Sarah Ruhl’s plays include In the Next Room, or the vibrator play (Pulitzer Prize finalist, Tony Award nominee), and The Clean House (Pulitzer Prize finalist, winner of the Susan Smith Blackburn Prize), among many others. She is recipient of the MacArthur “genius” grant, and of, most recently, the 2016 Steinberg Prize. She is currently on the faculty of the Yale School of Drama and lives in Brooklyn with her family.
Praise
“Deeply moving, often heartbreaking… a captivating celebration of life and love.”—Kirkus, starred review
“Revelatory in every way, Letters from Max is an unusual, beautiful book about nothing less than the necessity of art in our lives. Two big-hearted, big-brained writers have allowed us to eavesdrop on their friendship: jokes and heartbreaks, admiration, hard work, tender work.”—Elizabeth McCracken
“I expected the letters between these two artists to be profoundly brilliant and profoundly heartbreaking. And they are. But what I didn’t expect, and what makes the experience of reading this conversation a sublime one, is the abiding and generous humor throughout, the element that, as Max Ritvo says, ‘makes our sadness rhyme with joy.’ Resisting any lesson to be found in Ritvo’s impending death, the letters between these two friends instead enact a deep and instructive compassion and pay ardent attention to what it means to continue to live a life, even one that will end tragically and too soon. In giving the world these breathtaking letters, Sarah Ruhl, with humility and humanity, goes far in preserving the legacy of the poet Max Ritvo.”—Carrie Foundation
Discussion Questions
1. What about the book’s title indicates how Sarah understood her and Max’s relationship? How is her attitude different than Anna Deavere Smith’s in Letters to a Young Artist?

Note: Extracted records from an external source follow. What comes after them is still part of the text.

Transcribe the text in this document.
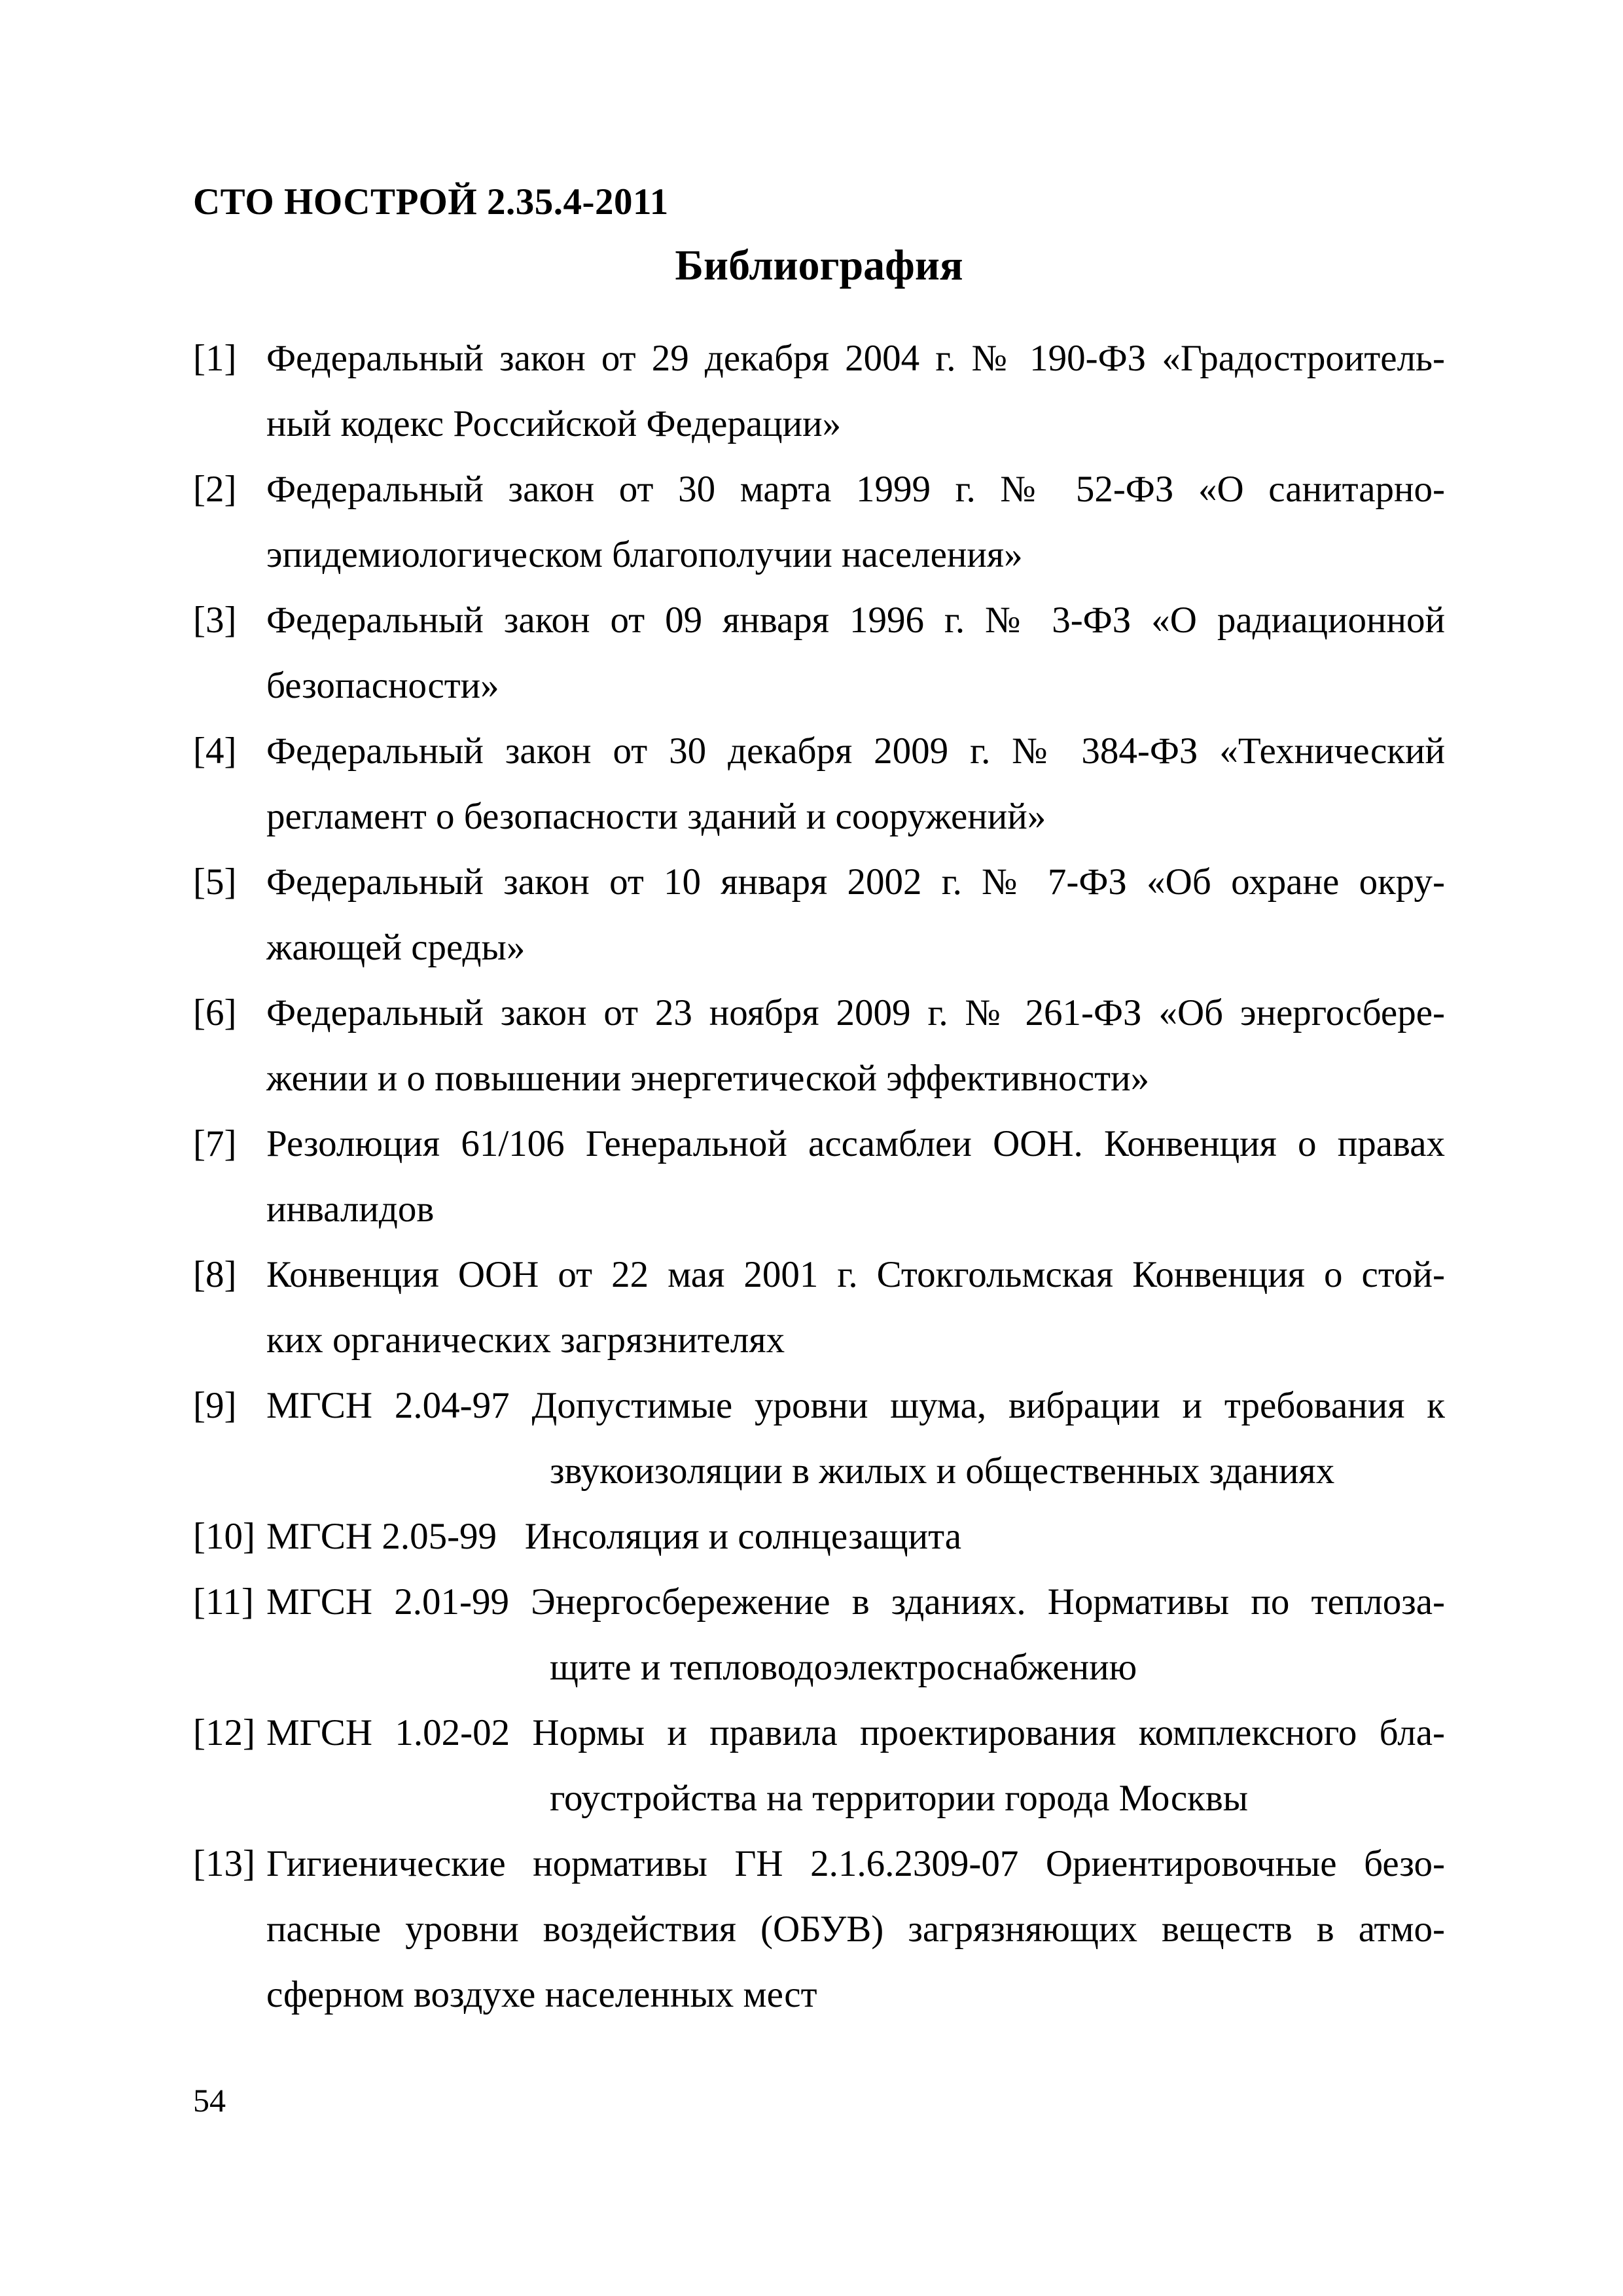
СТО НОСТРОЙ 2.35.4-2011
Библиография
[1] Федеральный закон от 29 декабря 2004 г. № 190-ФЗ «Градостроитель-
ный кодекс Российской Федерации»
[2] Федеральный закон от 30 марта 1999 г. № 52-ФЗ «О санитарно-
эпидемиологическом благополучии населения»
[3] Федеральный закон от 09 января 1996 г. № 3-ФЗ «О радиационной
безопасности»
[4] Федеральный закон от 30 декабря 2009 г. № 384-ФЗ «Технический
регламент о безопасности зданий и сооружений»
[5] Федеральный закон от 10 января 2002 г. № 7-ФЗ «Об охране окру-
жающей среды»
[6] Федеральный закон от 23 ноября 2009 г. № 261-ФЗ «Об энергосбере-
жении и о повышении энергетической эффективности»
[7] Резолюция 61/106 Генеральной ассамблеи ООН. Конвенция о правах
инвалидов
[8] Конвенция ООН от 22 мая 2001 г. Стокгольмская Конвенция о стой-
ких органических загрязнителях
[9] МГСН 2.04-97 Допустимые уровни шума, вибрации и требования к
звукоизоляции в жилых и общественных зданиях
[10] МГСН 2.05-99   Инсоляция и солнцезащита
[11] МГСН 2.01-99 Энергосбережение в зданиях. Нормативы по теплоза-
щите и тепловодоэлектроснабжению
[12] МГСН 1.02-02 Нормы и правила проектирования комплексного бла-
гоустройства на территории города Москвы
[13] Гигиенические нормативы ГН 2.1.6.2309-07 Ориентировочные безо-
пасные уровни воздействия (ОБУВ) загрязняющих веществ в атмо-
сферном воздухе населенных мест
54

2. Sarah includes the poems attached to her and Max’s letters. How do they work in relation to each other? Which parts of Max can you understand from his letters alone, his poems alone, and the two together?
3. Though Max talks prolifically, Sarah says Max listens profoundly. How are his words to Sarah like an act of listening?

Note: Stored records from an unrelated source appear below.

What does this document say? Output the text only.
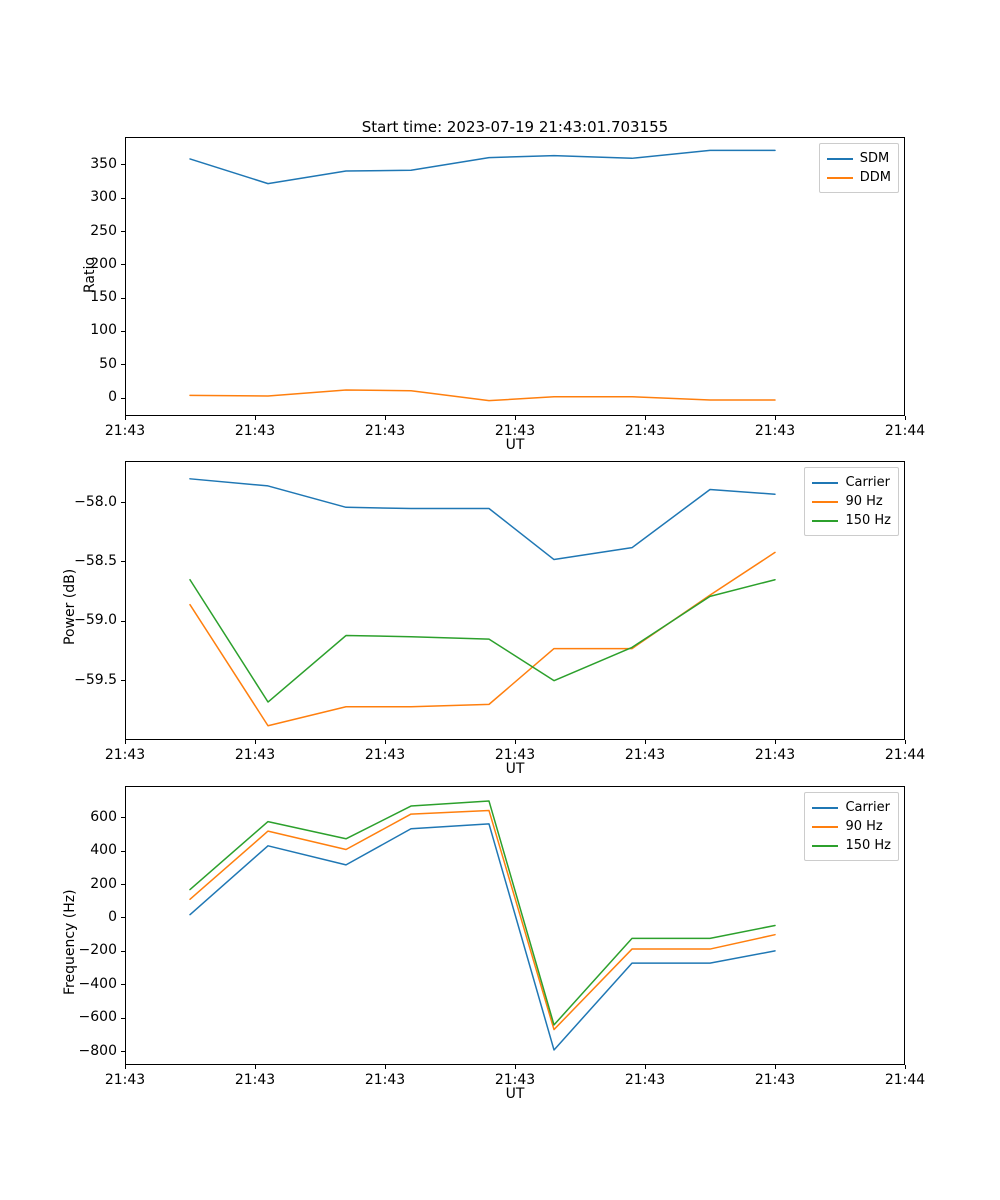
SDM
DDM
Start time: 2023-07-19 21:43:01.703155
Ratio
UT
21:43	21:43	21:43	21:43	21:43	21:43	21:44
0
50
100
150
200
250
300
350
Carrier
90 Hz
150 Hz
Power (dB)
UT
21:43	21:43	21:43	21:43	21:43	21:43	21:44
−59.5
−59.0
−58.5
−58.0
Carrier
90 Hz
150 Hz
Frequency (Hz)
UT
21:43	21:43	21:43	21:43	21:43	21:43	21:44
−800
−600
−400
−200
0
200
400
600
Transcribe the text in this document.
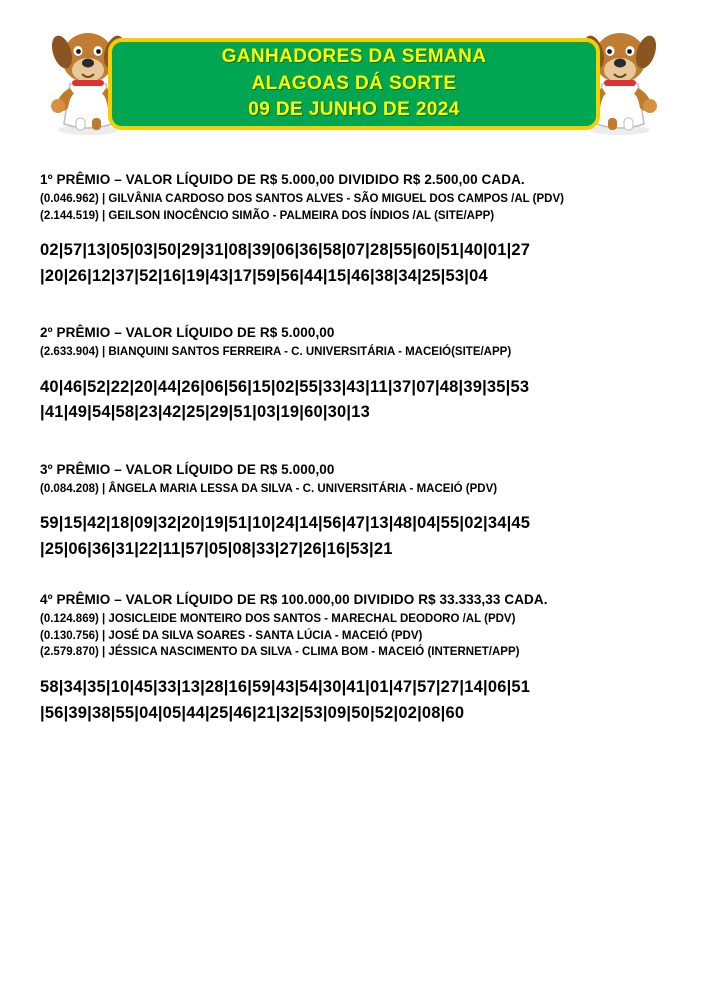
GANHADORES DA SEMANA
ALAGOAS DÁ SORTE
09 DE JUNHO DE 2024
1º PRÊMIO – VALOR LÍQUIDO DE R$ 5.000,00 DIVIDIDO R$ 2.500,00 CADA.
(0.046.962) | GILVÂNIA CARDOSO DOS SANTOS ALVES - SÃO MIGUEL DOS CAMPOS /AL (PDV)
(2.144.519) | GEILSON INOCÊNCIO SIMÃO - PALMEIRA DOS ÍNDIOS /AL (SITE/APP)
02|57|13|05|03|50|29|31|08|39|06|36|58|07|28|55|60|51|40|01|27
|20|26|12|37|52|16|19|43|17|59|56|44|15|46|38|34|25|53|04
2º PRÊMIO – VALOR LÍQUIDO DE R$ 5.000,00
(2.633.904) | BIANQUINI SANTOS FERREIRA - C. UNIVERSITÁRIA - MACEIÓ(SITE/APP)
40|46|52|22|20|44|26|06|56|15|02|55|33|43|11|37|07|48|39|35|53
|41|49|54|58|23|42|25|29|51|03|19|60|30|13
3º PRÊMIO – VALOR LÍQUIDO DE R$ 5.000,00
(0.084.208) | ÂNGELA MARIA LESSA DA SILVA - C. UNIVERSITÁRIA - MACEIÓ (PDV)
59|15|42|18|09|32|20|19|51|10|24|14|56|47|13|48|04|55|02|34|45
|25|06|36|31|22|11|57|05|08|33|27|26|16|53|21
4º PRÊMIO – VALOR LÍQUIDO DE R$ 100.000,00 DIVIDIDO R$ 33.333,33 CADA.
(0.124.869) | JOSICLEIDE MONTEIRO DOS SANTOS - MARECHAL DEODORO /AL (PDV)
(0.130.756) | JOSÉ DA SILVA SOARES - SANTA LÚCIA - MACEIÓ (PDV)
(2.579.870) | JÉSSICA NASCIMENTO DA SILVA - CLIMA BOM - MACEIÓ (INTERNET/APP)
58|34|35|10|45|33|13|28|16|59|43|54|30|41|01|47|57|27|14|06|51
|56|39|38|55|04|05|44|25|46|21|32|53|09|50|52|02|08|60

4. How is this collection of text a meditation itself? How is poetry like an act of mindfulness?
5. Sarah says Max’s poetry “leads one away from confessional solipsism […] so that lyric complicity is between self, dedicatee, reader, and the world. In short, love” (161-2). What about these letters tied together with string make them more than just a personal correspondence between self and dedicatee?
6. Do you believe anything changed when Sarah and Max started writing letters with the intention of publishing their correspondence? Do you believe they had ever written with only the other person in mind as an audience? Can the form of a letter, with its inclinations of intimacy, contribute a feeling of affection to writing that is meant for more than just one reader?

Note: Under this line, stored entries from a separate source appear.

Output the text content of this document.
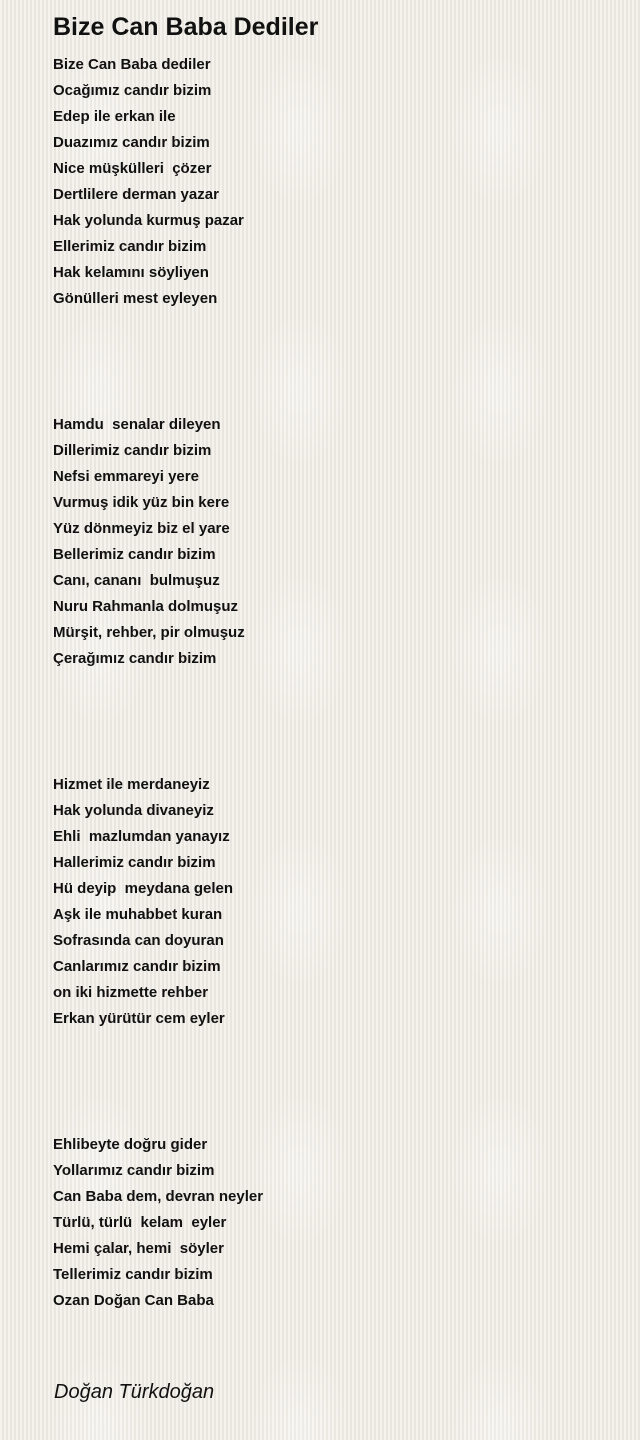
Bize Can Baba Dediler
Bize Can Baba dediler
Ocağımız candır bizim
Edep ile erkan ile
Duazımız candır bizim
Nice müşkülleri  çözer
Dertlilere derman yazar
Hak yolunda kurmuş pazar
Ellerimiz candır bizim
Hak kelamını söyliyen
Gönülleri mest eyleyen
Hamdu  senalar dileyen
Dillerimiz candır bizim
Nefsi emmareyi yere
Vurmuş idik yüz bin kere
Yüz dönmeyiz biz el yare
Bellerimiz candır bizim
Canı, cananı  bulmuşuz
Nuru Rahmanla dolmuşuz
Mürşit, rehber, pir olmuşuz
Çerağımız candır bizim
Hizmet ile merdaneyiz
Hak yolunda divaneyiz
Ehli  mazlumdan yanayız
Hallerimiz candır bizim
Hü deyip  meydana gelen
Aşk ile muhabbet kuran
Sofrasında can doyuran
Canlarımız candır bizim
on iki hizmette rehber
Erkan yürütür cem eyler
Ehlibeyte doğru gider
Yollarımız candır bizim
Can Baba dem, devran neyler
Türlü, türlü  kelam  eyler
Hemi çalar, hemi  söyler
Tellerimiz candır bizim
Ozan Doğan Can Baba
Doğan Türkdoğan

7. Sarah thinks of “the afterlife as a place where metaphors are real. Or where there is a play (I use that word deliberately) between metaphors and reality” (227-8). After reading some of Sarah’s philosophies, can you understand why her genre is the theater? How does the theater—perhaps its dialogue or performativity—find its way into these writings?
8. How does literary art affect both Sarah and Max’s ideas of an afterlife? How does their art affect their respective ideas of belief?
In her afterword, Sarah writes that she can hear Max saying, “Don’t try to draw a lesson from this” (312). Without moralizing Max’s life, how does his story find its way into your ideas of living and love?